When it boils right down to it, all you really want to do in life is to raise your children, watch them grow and be there for them when they need you most. You could really care less about what you haven’t seen in that big world out there. You just care about what you haven’t seen in your tiny little universe you call your family; that you haven’t seen them graduate from high school, go to their prom, get married and have their own children.
A blog seems immeasurably inconsequential in times like these, but real food is never inconsequential. Fussy food, yes…but food that sticks to your ribs, keeps you sustained and fills your soul is never trivial. I guess everyone has a different version of comfort food. It depends on your culture, what was cooked for you when you were growing up and what gives you peace and satisfaction. Macaroni and cheese, noodle Kugel and puddings of any sort make me feel comforted.
So when I want to share comfort, I logically think of making a beautiful, creamy banana pudding. This one is light on calories but so packed with flavor and richness that you will forget it’s not sinful. The vanilla wafers soak in the luscious pudding, softening them up a bit and if you get your bite just right, you end up with a nice little slice of banana, a creamy dollop of pudding, a spongy cookie and a bit of the sweet meringue. This pudding is heaven on earth and that’s pretty much what anyone needs right about now when the earth is far from heavenly.
I wish desperately I could package up some comfort food for all those who need it. I guess my best bet is to continue to give to the Red Cross, make donations when needed and give my time to my local community which also has individuals who need my help.
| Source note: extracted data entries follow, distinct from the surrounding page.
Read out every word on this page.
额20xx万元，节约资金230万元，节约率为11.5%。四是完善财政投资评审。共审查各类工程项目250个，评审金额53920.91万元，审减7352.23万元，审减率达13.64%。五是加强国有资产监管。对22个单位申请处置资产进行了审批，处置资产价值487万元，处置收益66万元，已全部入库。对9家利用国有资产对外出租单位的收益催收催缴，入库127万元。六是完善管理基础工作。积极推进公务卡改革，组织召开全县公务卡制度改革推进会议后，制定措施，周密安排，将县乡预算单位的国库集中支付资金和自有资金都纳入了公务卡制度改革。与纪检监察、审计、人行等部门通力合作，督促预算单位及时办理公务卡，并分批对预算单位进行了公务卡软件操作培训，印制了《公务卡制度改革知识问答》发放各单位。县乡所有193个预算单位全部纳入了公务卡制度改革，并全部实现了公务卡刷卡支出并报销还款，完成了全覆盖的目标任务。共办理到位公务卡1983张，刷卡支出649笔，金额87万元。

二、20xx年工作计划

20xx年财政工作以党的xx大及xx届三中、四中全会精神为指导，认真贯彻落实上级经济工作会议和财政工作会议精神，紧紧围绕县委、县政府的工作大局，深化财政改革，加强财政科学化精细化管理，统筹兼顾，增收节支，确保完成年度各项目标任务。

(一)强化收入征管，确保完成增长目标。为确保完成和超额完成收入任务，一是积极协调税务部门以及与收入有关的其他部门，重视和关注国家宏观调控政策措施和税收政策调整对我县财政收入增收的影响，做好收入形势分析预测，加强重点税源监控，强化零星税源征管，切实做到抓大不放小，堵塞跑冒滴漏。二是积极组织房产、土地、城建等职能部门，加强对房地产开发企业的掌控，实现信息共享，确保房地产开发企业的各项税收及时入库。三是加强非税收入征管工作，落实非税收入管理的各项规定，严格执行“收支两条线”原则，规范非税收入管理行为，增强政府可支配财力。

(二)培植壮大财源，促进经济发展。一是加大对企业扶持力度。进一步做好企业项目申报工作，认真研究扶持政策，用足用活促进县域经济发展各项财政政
To those of you out there who reach much further than that I am so grateful. Here’s an “e” bowl of creamy Banana pudding from me to you.
Banana Cream Pie Pudding
Taken directly from Cooking Light
Makes approximately 10 servings (serving size: 3/4 cup)
1/3 c. all purpose flour
1/2 t. salt
2 1/2 c. 1% milk
1 14oz. can of Sweetened Condensed Milk
2 egg yolks, slightly beaten
2 t. vanilla extract
3 c. sliced ripe bananas
45 reduced-fat vanilla wafers
4 large egg whites at room temperature
1/4 c. granulated sugar
For the pudding: On the stove top, set to medium-low heat, dump the flour and salt into a medium-sized sauce pan. Whisk together to disperse salt. SLOWLY, add the 1% milk, whisking as you go, gradually incorporating all the flour as you pour the milk. Next, pour in the sweetened condensed milk and whisk together. Add your egg yolks and whisk. Once the ingredients are smooth and mixed together, you can use a wooden spoon to CONSTANTLY stir the pudding mixture, scraping the sides of the pan often. Turn up your heat to medium now and cook until thickened, about 10 minutes, making sure to scrape the bottom of the pan as you stir so no solidified clumps end up anywhere in your pudding.
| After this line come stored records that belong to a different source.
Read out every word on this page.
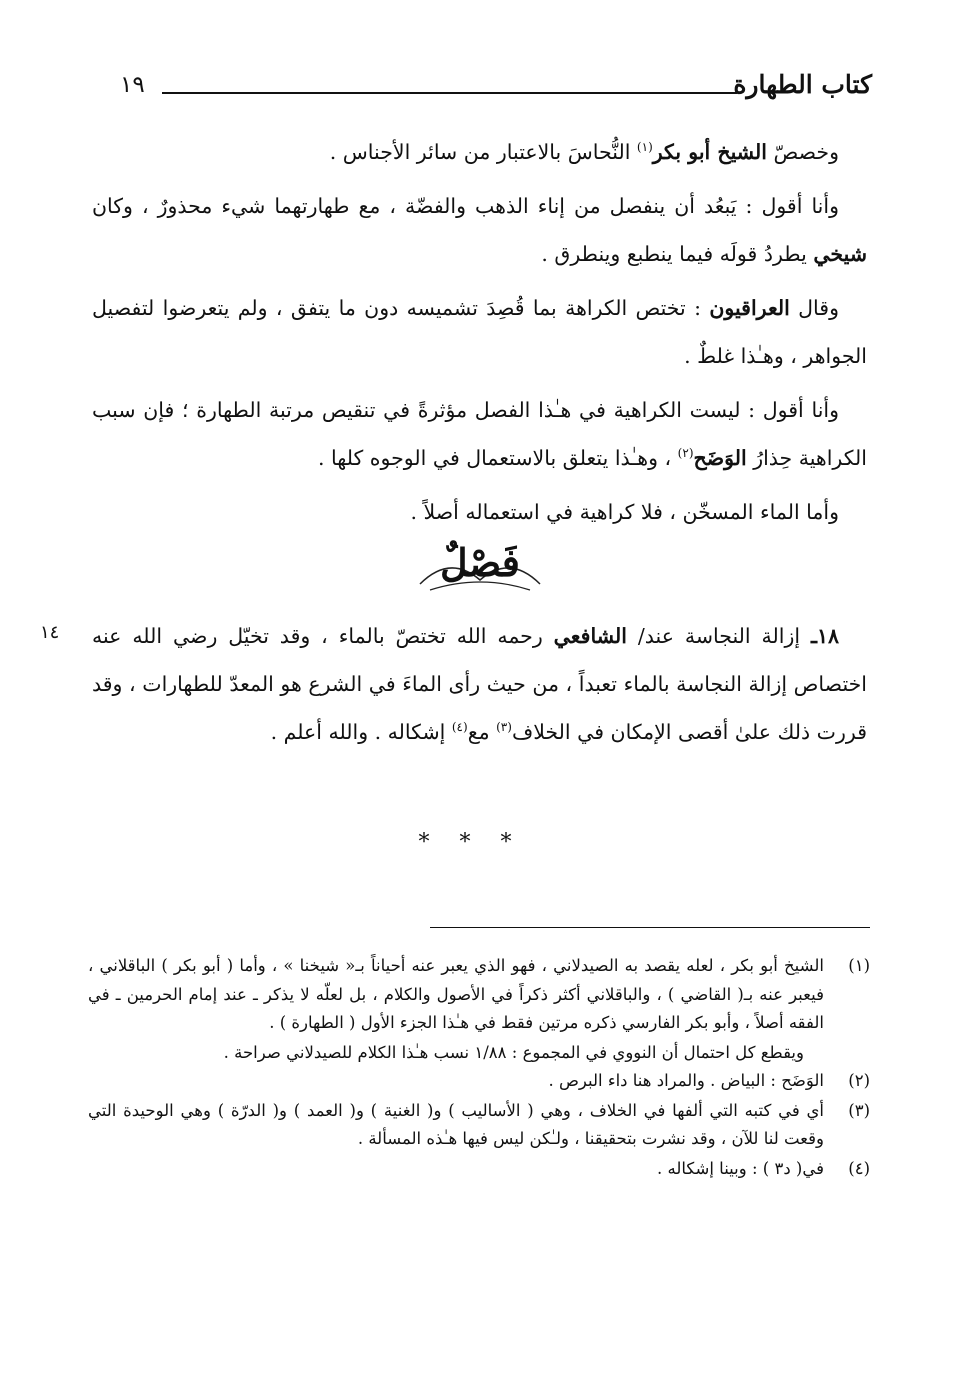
كتاب الطهارة
١٩

وخصصّ الشيخ أبو بكر$^{(١)}$ النُّحاسَ بالاعتبار من سائر الأجناس .

وأنا أقول : يَبعُد أن ينفصل من إناء الذهب والفضّة ، مع طهارتهما شيء محذورٌ ، وكان شيخي يطردُ قولَه فيما ينطبع وينطرق .

وقال العراقيون : تختص الكراهة بما قُصِدَ تشميسه دون ما يتفق ، ولم يتعرضوا لتفصيل الجواهر ، وهـٰذا غلطٌ .

وأنا أقول : ليست الكراهية في هـٰذا الفصل مؤثرةً في تنقيص مرتبة الطهارة ؛ فإن سبب الكراهية حِذارُ الوَضَح$^{(٢)}$ ، وهـٰذا يتعلق بالاستعمال في الوجوه كلها .

وأما الماء المسخّن ، فلا كراهية في استعماله أصلاً .

فَصْلٌ
١٤	١٨ـ إزالة النجاسة عند/ الشافعي رحمه الله تختصّ بالماء ، وقد تخيّل رضي الله عنه اختصاص إزالة النجاسة بالماء تعبداً ، من حيث رأى الماءَ في الشرع هو المعدّ للطهارات ، وقد قررت ذلك علىٰ أقصى الإمكان في الخلاف$^{(٣)}$ مع$^{(٤)}$ إشكاله . والله أعلم .

***
(١)
الشيخ أبو بكر ، لعله يقصد به الصيدلاني ، فهو الذي يعبر عنه أحياناً بـ« شيخنا » ، وأما ( أبو بكر ) الباقلاني ، فيعبر عنه بـ( القاضي ) ، والباقلاني أكثر ذكراً في الأصول والكلام ، بل لعلّه لا يذكر ـ عند إمام الحرمين ـ في الفقه أصلاً ، وأبو بكر الفارسي ذكره مرتين فقط في هـٰذا الجزء الأول ( الطهارة ) .
ويقطع كل احتمال أن النووي في المجموع : ١/٨٨ نسب هـٰذا الكلام للصيدلاني صراحة .
(٢)
الوَضَح : البياض . والمراد هنا داء البرص .
(٣)
أي في كتبه التي ألفها في الخلاف ، وهي ( الأساليب ) و( الغنية ) و( العمد ) و( الدرّة ) وهي الوحيدة التي وقعت لنا للآن ، وقد نشرت بتحقيقنا ، ولـٰكن ليس فيها هـٰذه المسألة .
(٤)
في( د٣ ) : وبينا إشكاله .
Once thickened, remove from the heat and stir in the vanilla.
Using a 2 quart baking dish or several smaller dishes (like mine above…made four large-sized individual dishes), layer the sliced bananas to cover the bottom of the dish. Spread 1/2 of the pudding on top of the bananas and layer the vanilla wafers over the pudding. Repeat the bananas and pudding. I did not repeat the cookie layer, but you can if you wish to. I wanted more pudding and less cookie in mine.
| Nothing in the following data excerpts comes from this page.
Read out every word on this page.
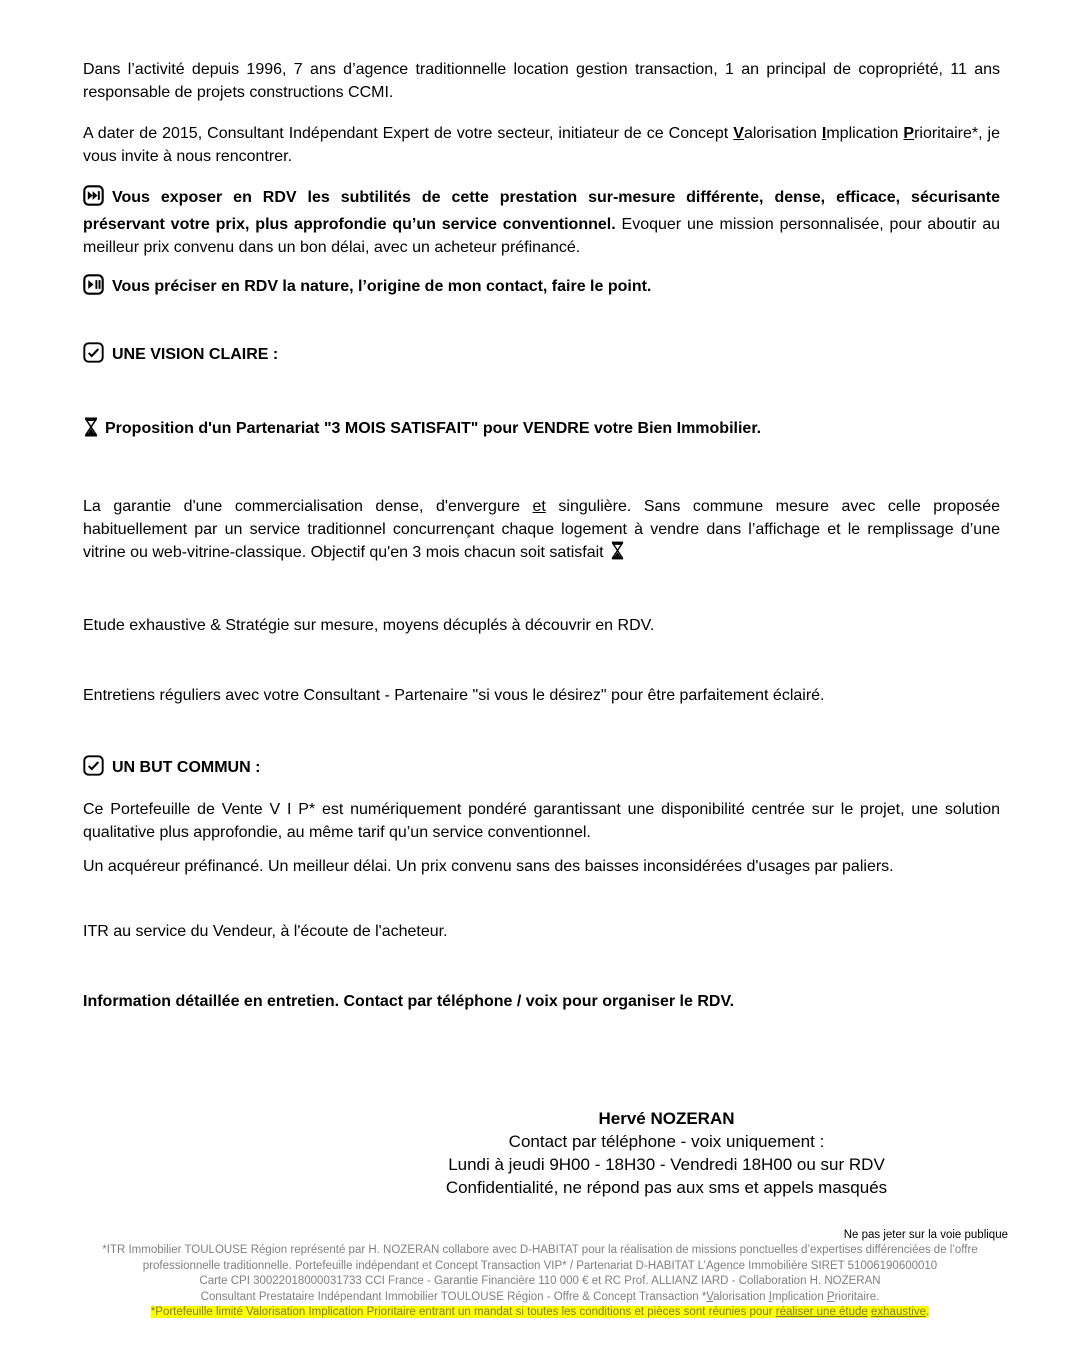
Dans l’activité depuis 1996, 7 ans d’agence traditionnelle location gestion transaction, 1 an principal de copropriété, 11 ans responsable de projets constructions CCMI.

A dater de 2015, Consultant Indépendant Expert de votre secteur, initiateur de ce Concept Valorisation Implication Prioritaire*, je vous invite à nous rencontrer.

Vous exposer en RDV les subtilités de cette prestation sur-mesure différente, dense, efficace, sécurisante préservant votre prix, plus approfondie qu’un service conventionnel. Evoquer une mission personnalisée, pour aboutir au meilleur prix convenu dans un bon délai, avec un acheteur préfinancé.

Vous préciser en RDV la nature, l’origine de mon contact, faire le point.

UNE VISION CLAIRE :

Proposition d'un Partenariat "3 MOIS SATISFAIT" pour VENDRE votre Bien Immobilier.

La garantie d'une commercialisation dense, d'envergure et singulière. Sans commune mesure avec celle proposée habituellement par un service traditionnel concurrençant chaque logement à vendre dans l’affichage et le remplissage d’une vitrine ou web-vitrine-classique. Objectif qu'en 3 mois chacun soit satisfait

Etude exhaustive & Stratégie sur mesure, moyens décuplés à découvrir en RDV.

Entretiens réguliers avec votre Consultant - Partenaire "si vous le désirez" pour être parfaitement éclairé.

UN BUT COMMUN :

Ce Portefeuille de Vente V I P* est numériquement pondéré garantissant une disponibilité centrée sur le projet, une solution qualitative plus approfondie, au même tarif qu’un service conventionnel.

Un acquéreur préfinancé. Un meilleur délai. Un prix convenu sans des baisses inconsidérées d'usages par paliers.

ITR au service du Vendeur, à l'écoute de l'acheteur.

Information détaillée en entretien. Contact par téléphone / voix pour organiser le RDV.

Hervé NOZERAN
Contact par téléphone - voix uniquement :
Lundi à jeudi 9H00 - 18H30 - Vendredi 18H00 ou sur RDV
Confidentialité, ne répond pas aux sms et appels masqués
Ne pas jeter sur la voie publique
*ITR Immobilier TOULOUSE Région représenté par H. NOZERAN collabore avec D-HABITAT pour la réalisation de missions ponctuelles d’expertises différenciées de l’offre professionnelle traditionnelle. Portefeuille indépendant et Concept Transaction VIP* / Partenariat D-HABITAT L’Agence Immobilière SIRET 51006190600010
Carte CPI 30022018000031733 CCI France - Garantie Financière 110 000 € et RC Prof. ALLIANZ IARD - Collaboration H. NOZERAN
Consultant Prestataire Indépendant Immobilier TOULOUSE Région - Offre & Concept Transaction *Valorisation Implication Prioritaire.
*Portefeuille limité Valorisation Implication Prioritaire entrant un mandat si toutes les conditions et pièces sont réunies pour réaliser une étude exhaustive.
Turn your oven on to 325 at this point. Place the four egg whites into a bowl of a stand mixer fitted with a whisk attachment. On medium speed, at first, beat the egg whites, gradually increasing the speed until soft peaks form. Slowly, 1 tablespoon at a time, add your sugar and continue beating until stiff peaks form. Spread your meringue over the pudding and using a back of a large spoon, create “waves” or a little peak at the top. Bake in the oven for about 20 minutes if baking a large casserole dish or if making smaller ones, bake for about 10-12 minutes, checking on the puddings and looking for your meringue to turn a little golden and a bit light-brown in areas. Let the puddings set for 30 minutes cooling before serving. Ideally, these can be refrigerated after fully cooled and eaten later. The puddings really develop more of the banana flavor if left in the fridge over night.